Atatürk Cultural Center
- Interactive map of Atatürk Cultural Center
- Former names: Antalya Cultural Center (1996-2019)
- Address: Meltem Mah., Sakıp Sabancı Bulvarı
- Location: Antalya, Turkey
- Coordinates: 36°53′09″N 30°40′06″E﻿ / ﻿36.8859°N 30.66846°E
- Owner: Antalya Culture and Art Foundation (AKSAV)

Construction
- Opened: 1996

= Atatürk Cultural Center (Antalya) =

Multi-purpose convention complex in Antalya, Turkey

The Atatürk Cultural Center (Atatürk Kültür Merkezi) is a multi-purpose convention complex located in Antalya, Turkey. Inaugurated in 1996, it is owned by the Antalya Culture and Art Foundation (AKSAV). The complex with a total covered area of 9,000 m^{2} consists of two halls and two foyers for exhibition purposes. Home of the State Opera and Ballet, the State Theater and the State Symphony Orchestra in Antalya, the center hosts various cultural and art events, including the Antalya Golden Orange Film Festival.

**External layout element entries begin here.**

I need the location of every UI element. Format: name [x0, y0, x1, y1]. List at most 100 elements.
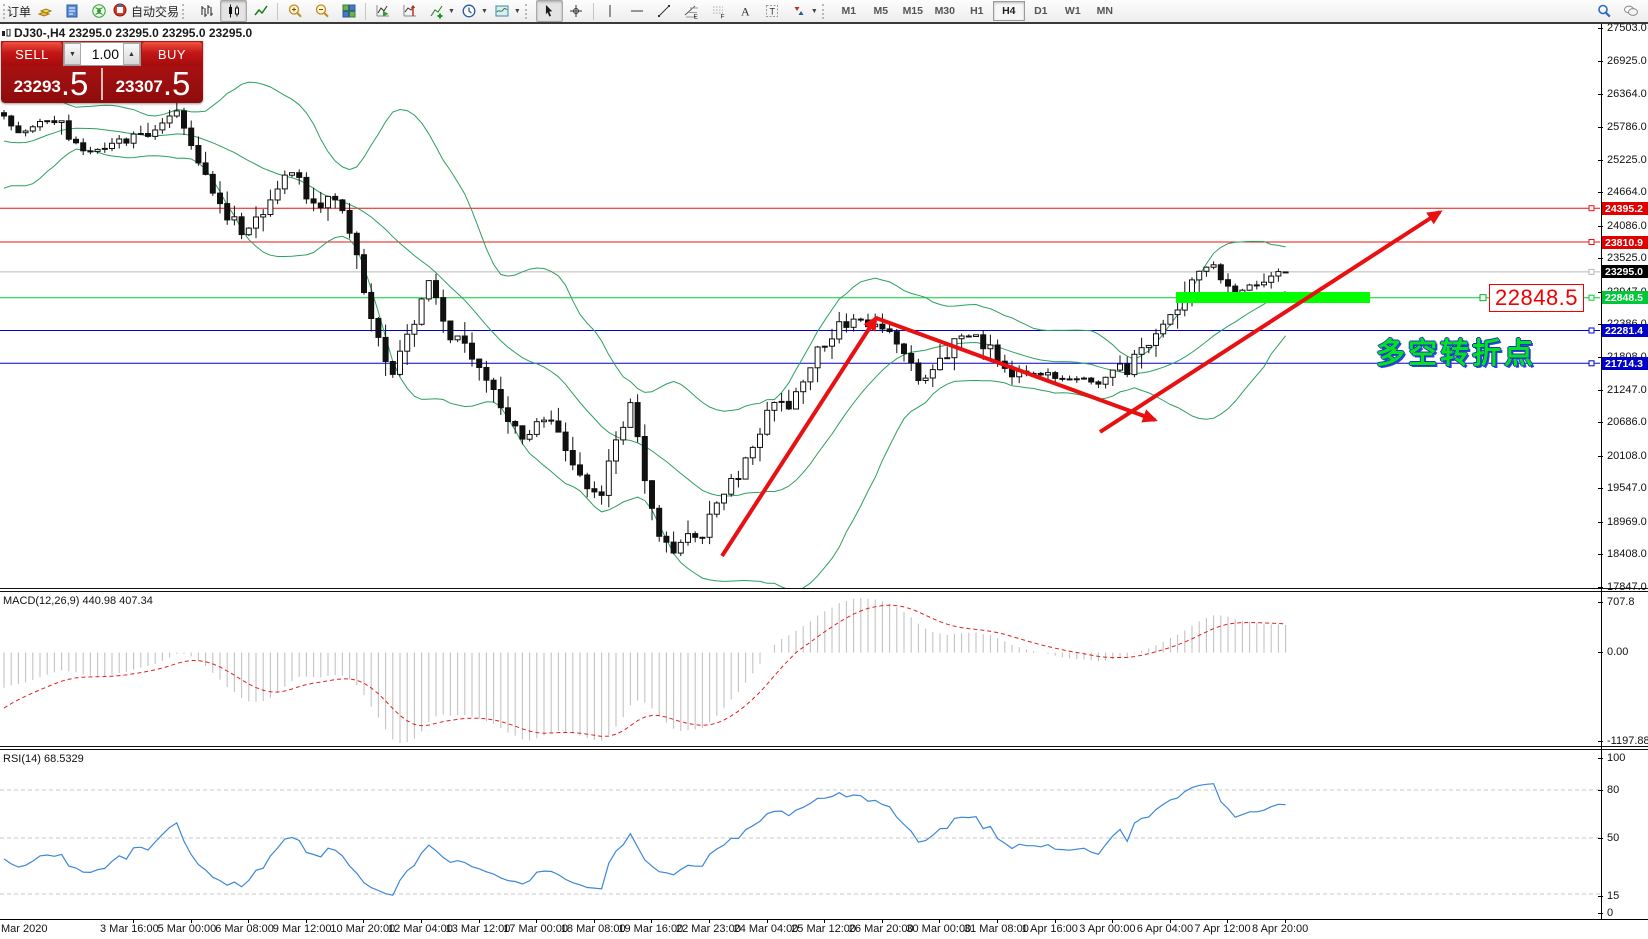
price-tick-label: 26925.0 — [1607, 55, 1647, 67]
toolbar-drag-handle — [3, 3, 10, 19]
price-level-label: 24395.2 — [1602, 202, 1648, 215]
macd-panel[interactable] — [0, 592, 1601, 746]
time-axis-label: 12 Mar 04:00 — [388, 923, 453, 935]
svg-text:F: F — [721, 14, 725, 20]
price-tick-mark — [1598, 488, 1603, 489]
text-icon[interactable]: A — [732, 0, 759, 22]
buy-price[interactable]: 23307.5 — [103, 67, 203, 101]
timeframe-button-m30[interactable]: M30 — [934, 5, 955, 17]
toolbar-drag-handle — [524, 3, 532, 19]
chat-icon[interactable] — [1617, 0, 1644, 22]
line-chart-icon[interactable] — [247, 0, 274, 22]
signal-icon[interactable] — [85, 0, 112, 22]
sell-price[interactable]: 23293.5 — [1, 67, 101, 101]
time-axis-label: 26 Mar 20:00 — [848, 923, 914, 935]
buy-button[interactable]: BUY — [142, 42, 202, 66]
price-tick-mark — [1598, 28, 1603, 29]
price-chart[interactable] — [0, 24, 1601, 588]
volume-increase-button[interactable]: ▲ — [123, 43, 140, 65]
auto-scroll-icon[interactable] — [369, 0, 396, 22]
timeframe-button-h4[interactable]: H4 — [992, 1, 1025, 21]
chevron-down-icon[interactable]: ▼ — [513, 7, 521, 15]
macd-tick-label: 0.00 — [1607, 646, 1629, 658]
time-axis-label: 17 Mar 00:00 — [503, 923, 569, 935]
time-tick-mark — [421, 920, 422, 923]
grid-icon[interactable]: F — [705, 0, 732, 22]
timeframe-button-w1[interactable]: W1 — [1064, 5, 1081, 17]
period-icon[interactable] — [456, 0, 483, 22]
price-tick-mark — [1598, 522, 1603, 523]
price-level-label: 21714.3 — [1602, 357, 1648, 370]
timeframe-button-mn[interactable]: MN — [1096, 5, 1113, 17]
main-toolbar: 订单 自动交易 ▼ ▼ ▼ E F A T ▼ M1 M5 M15 M30 H1 H4 D1 W1 MN — [0, 0, 1648, 22]
time-tick-mark — [479, 920, 480, 923]
volume-decrease-button[interactable]: ▼ — [64, 43, 81, 65]
time-tick-mark — [1112, 920, 1113, 923]
time-tick-mark — [191, 920, 192, 923]
time-tick-mark — [997, 920, 998, 923]
shapes-icon[interactable] — [786, 0, 813, 22]
time-axis-label: 31 Mar 08:00 — [964, 923, 1029, 935]
bar-chart-icon[interactable] — [193, 0, 220, 22]
price-tick-label: 27503.0 — [1607, 22, 1647, 34]
rsi-tick-label: 15 — [1607, 890, 1620, 902]
chart-shift-icon[interactable] — [396, 0, 423, 22]
macd-tick-label: 707.8 — [1607, 596, 1635, 608]
time-axis-label: 9 Mar 12:00 — [272, 923, 332, 935]
trendline-icon[interactable] — [651, 0, 678, 22]
price-level-label: 22281.4 — [1602, 324, 1648, 337]
template-icon-group: ▼ — [489, 0, 522, 22]
cursor-icon[interactable] — [535, 0, 563, 22]
time-axis-label: Mar 2020 — [1, 923, 48, 935]
price-tick-mark — [1598, 94, 1603, 95]
zoom-in-icon[interactable] — [281, 0, 308, 22]
price-tick-mark — [1598, 258, 1603, 259]
label-icon[interactable]: T — [759, 0, 786, 22]
chevron-down-icon[interactable]: ▼ — [448, 7, 455, 15]
hline-icon[interactable] — [624, 0, 651, 22]
zoom-out-icon[interactable] — [308, 0, 335, 22]
price-tick-mark — [1598, 61, 1603, 62]
rsi-tick-mark — [1598, 758, 1603, 759]
timeframe-button-h1[interactable]: H1 — [970, 5, 984, 17]
add-indicator-icon[interactable] — [423, 0, 450, 22]
auto-trading-button[interactable]: 自动交易 — [112, 2, 179, 21]
time-axis-line — [0, 919, 1648, 920]
new-order-button[interactable]: 订单 — [7, 4, 32, 19]
price-tick-mark — [1598, 587, 1603, 588]
chart-type-mini-icon — [2, 29, 11, 37]
volume-input[interactable]: 1.00 — [81, 43, 123, 65]
timeframe-button-m15[interactable]: M15 — [902, 5, 923, 17]
sell-button[interactable]: SELL — [2, 42, 62, 66]
svg-text:T: T — [770, 7, 776, 17]
search-icon[interactable] — [1590, 0, 1617, 22]
toolbar-separator — [592, 2, 594, 20]
price-callout-label[interactable]: 22848.5 — [1489, 284, 1585, 312]
time-tick-mark — [1170, 920, 1171, 923]
time-axis-label: 30 Mar 00:00 — [906, 923, 972, 935]
fibonacci-icon[interactable]: E — [678, 0, 705, 22]
panel-separator[interactable] — [0, 746, 1648, 750]
time-tick-mark — [594, 920, 595, 923]
time-tick-mark — [1285, 920, 1286, 923]
turning-point-annotation[interactable]: 多空转折点 — [1376, 338, 1537, 370]
vline-icon[interactable] — [597, 0, 624, 22]
template-icon[interactable] — [489, 0, 516, 22]
rsi-panel[interactable] — [0, 750, 1601, 919]
tile-windows-icon[interactable] — [335, 0, 362, 22]
gold-icon[interactable] — [31, 0, 58, 22]
price-tick-label: 23525.0 — [1607, 252, 1647, 264]
chevron-down-icon[interactable]: ▼ — [810, 7, 818, 15]
candlestick-icon[interactable] — [220, 0, 248, 22]
timeframe-button-m1[interactable]: M1 — [841, 5, 857, 17]
panel-separator[interactable] — [0, 588, 1648, 592]
chevron-down-icon[interactable]: ▼ — [480, 7, 488, 15]
buy-price-main: 23307 — [115, 77, 163, 96]
timeframe-button-m5[interactable]: M5 — [873, 5, 889, 17]
timeframe-button-d1[interactable]: D1 — [1034, 5, 1048, 17]
macd-tick-mark — [1598, 652, 1603, 653]
crosshair-icon[interactable] — [563, 0, 590, 22]
report-icon[interactable] — [58, 0, 85, 22]
time-tick-mark — [536, 920, 537, 923]
period-icon-group: ▼ — [456, 0, 489, 22]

The complex is renamed from Antalya Cultural Center since late 2019, currently named after Mustafa Kemal Atatürk.

== Aspendos Hall ==

Named after the ancient Roman Aspendos amphitheater in the vicinity, it is the largest hall in the complex and is equipped with state-of-the-art audio and video technology. It has a 125-seat balcony and 692-seat capacity arena totalling 817 seats.

== Perge Hall ==

The second hall in the complex is named after the ancient Greek site Perga, not far from Antalya. The hall, suitable for cinema, theater and concert purposes, can hold 338 people.

== Foyers ==

The two foyers of Atatürk Cultural Center with a total area of 1,000 m^{2} in two floors serve space for relaxing, receptions or exhibitions.